The first of Scott Rudin’s Broadway shows is coming back without him as producer.
Media mogul Barry Diller, who financed the original production with David Geffen, is bringing back Harper Lee’s “To Kill a Mockingbird,” adapted by Aaron Sorkin, to Broadway in October.
Diller returns with the original stars, Jeff Daniels and Celia Keenan-Bolger, and without Rudin, who was expelled from the theater community for severely awful behavior. Orin Wolf, who has a string of productions under his belt, is going to run the show.
Producers say “Mockingbird” has made $125 million since it began in November 2018, but that’s because tickets during Daniels’ run skyrocketed up to huge prices. When Daniels left and beloved actor Ed Harris came in, the numbers went down.

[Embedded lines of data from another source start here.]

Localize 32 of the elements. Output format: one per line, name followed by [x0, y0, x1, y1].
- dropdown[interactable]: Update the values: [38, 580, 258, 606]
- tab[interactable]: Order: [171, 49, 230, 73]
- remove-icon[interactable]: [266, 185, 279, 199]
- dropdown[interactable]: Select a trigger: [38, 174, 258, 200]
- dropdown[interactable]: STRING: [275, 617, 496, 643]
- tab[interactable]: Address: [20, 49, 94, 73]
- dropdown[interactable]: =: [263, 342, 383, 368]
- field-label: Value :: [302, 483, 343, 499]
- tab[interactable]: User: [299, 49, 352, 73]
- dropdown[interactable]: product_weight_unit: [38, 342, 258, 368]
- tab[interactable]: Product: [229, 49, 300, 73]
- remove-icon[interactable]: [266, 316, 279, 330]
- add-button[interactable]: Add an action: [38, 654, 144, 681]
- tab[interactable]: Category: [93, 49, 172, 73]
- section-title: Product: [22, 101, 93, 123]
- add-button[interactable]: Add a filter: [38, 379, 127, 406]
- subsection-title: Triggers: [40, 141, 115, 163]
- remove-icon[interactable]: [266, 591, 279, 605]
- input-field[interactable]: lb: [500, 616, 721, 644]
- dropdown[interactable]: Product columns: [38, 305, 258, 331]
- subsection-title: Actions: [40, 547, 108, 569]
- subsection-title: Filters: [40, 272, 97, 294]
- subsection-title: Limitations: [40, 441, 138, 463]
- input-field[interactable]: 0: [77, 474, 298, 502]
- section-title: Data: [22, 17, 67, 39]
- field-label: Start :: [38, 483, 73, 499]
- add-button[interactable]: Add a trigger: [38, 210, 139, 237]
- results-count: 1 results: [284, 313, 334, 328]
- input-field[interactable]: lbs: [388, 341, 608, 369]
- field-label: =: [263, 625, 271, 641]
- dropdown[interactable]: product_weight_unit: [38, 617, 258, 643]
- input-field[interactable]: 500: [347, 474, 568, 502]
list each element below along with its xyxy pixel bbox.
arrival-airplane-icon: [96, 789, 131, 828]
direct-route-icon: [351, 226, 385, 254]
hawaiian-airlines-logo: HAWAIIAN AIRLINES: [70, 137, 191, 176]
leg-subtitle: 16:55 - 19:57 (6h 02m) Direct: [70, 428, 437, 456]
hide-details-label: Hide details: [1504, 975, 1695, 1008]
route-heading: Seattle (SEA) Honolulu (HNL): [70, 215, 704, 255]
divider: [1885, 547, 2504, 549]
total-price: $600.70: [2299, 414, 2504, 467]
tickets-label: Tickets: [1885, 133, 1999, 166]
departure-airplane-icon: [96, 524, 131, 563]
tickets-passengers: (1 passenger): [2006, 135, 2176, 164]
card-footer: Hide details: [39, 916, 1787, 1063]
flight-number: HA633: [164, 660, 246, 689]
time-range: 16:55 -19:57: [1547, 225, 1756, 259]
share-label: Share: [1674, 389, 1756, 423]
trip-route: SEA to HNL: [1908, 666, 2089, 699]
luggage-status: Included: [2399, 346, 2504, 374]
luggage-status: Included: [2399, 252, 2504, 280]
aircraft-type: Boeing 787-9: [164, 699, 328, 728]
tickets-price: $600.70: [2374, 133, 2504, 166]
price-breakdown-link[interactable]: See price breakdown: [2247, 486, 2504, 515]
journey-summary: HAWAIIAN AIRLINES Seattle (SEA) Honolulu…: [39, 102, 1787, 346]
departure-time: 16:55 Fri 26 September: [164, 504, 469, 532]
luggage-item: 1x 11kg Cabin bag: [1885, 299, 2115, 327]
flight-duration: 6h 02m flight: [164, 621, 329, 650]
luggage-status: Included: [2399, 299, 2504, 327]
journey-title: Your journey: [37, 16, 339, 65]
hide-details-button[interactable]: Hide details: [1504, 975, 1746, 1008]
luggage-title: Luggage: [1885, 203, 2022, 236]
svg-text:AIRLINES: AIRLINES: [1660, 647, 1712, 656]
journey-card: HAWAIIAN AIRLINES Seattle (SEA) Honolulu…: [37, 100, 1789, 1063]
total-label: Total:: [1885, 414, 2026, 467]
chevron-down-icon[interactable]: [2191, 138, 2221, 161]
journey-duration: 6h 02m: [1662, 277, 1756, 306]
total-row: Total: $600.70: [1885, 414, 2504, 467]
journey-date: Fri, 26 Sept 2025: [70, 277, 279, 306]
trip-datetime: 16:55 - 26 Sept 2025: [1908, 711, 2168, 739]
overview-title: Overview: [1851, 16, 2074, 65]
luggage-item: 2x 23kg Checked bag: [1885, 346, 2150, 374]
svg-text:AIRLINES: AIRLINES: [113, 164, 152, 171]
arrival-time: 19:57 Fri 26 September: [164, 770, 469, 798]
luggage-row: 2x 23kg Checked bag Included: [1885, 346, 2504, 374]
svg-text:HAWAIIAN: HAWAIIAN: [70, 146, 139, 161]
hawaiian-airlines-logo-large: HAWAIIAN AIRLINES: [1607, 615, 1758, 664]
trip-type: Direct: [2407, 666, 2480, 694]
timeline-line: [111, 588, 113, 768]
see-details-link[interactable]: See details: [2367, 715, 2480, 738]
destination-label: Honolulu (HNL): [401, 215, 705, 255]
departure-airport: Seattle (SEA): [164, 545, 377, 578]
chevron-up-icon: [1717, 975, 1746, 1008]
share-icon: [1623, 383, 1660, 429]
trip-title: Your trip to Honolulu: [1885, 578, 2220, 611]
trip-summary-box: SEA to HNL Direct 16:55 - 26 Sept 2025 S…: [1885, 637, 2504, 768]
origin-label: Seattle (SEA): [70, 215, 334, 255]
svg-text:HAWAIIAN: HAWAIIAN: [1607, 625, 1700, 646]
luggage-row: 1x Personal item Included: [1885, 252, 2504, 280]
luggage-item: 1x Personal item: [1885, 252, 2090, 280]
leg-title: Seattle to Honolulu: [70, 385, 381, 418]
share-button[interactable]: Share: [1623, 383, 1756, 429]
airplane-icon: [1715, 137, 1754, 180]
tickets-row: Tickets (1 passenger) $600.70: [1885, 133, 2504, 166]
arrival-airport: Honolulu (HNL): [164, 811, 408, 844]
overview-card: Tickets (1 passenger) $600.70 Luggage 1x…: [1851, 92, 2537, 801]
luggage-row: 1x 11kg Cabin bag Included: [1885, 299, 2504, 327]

Diller had to bring back Daniels to save the show. In November 2019 I reported that “Mockingbird” had fallen considerably at the box office. By the beginning of March 2020, before the pandemic closure, “Mockingbird” had lots of empty seats. The return of the play, which Sorkin adapted from Harper Lee’s famous novel, is officially open ended, but my guess is when Daniels gets a movie or TV series, they’ll wrap it for good this time rather than bring in a replacement.
As for Rudin, no one says what’s happened to his staff including producer Eli Bush, who was in lock step with Rudin for years.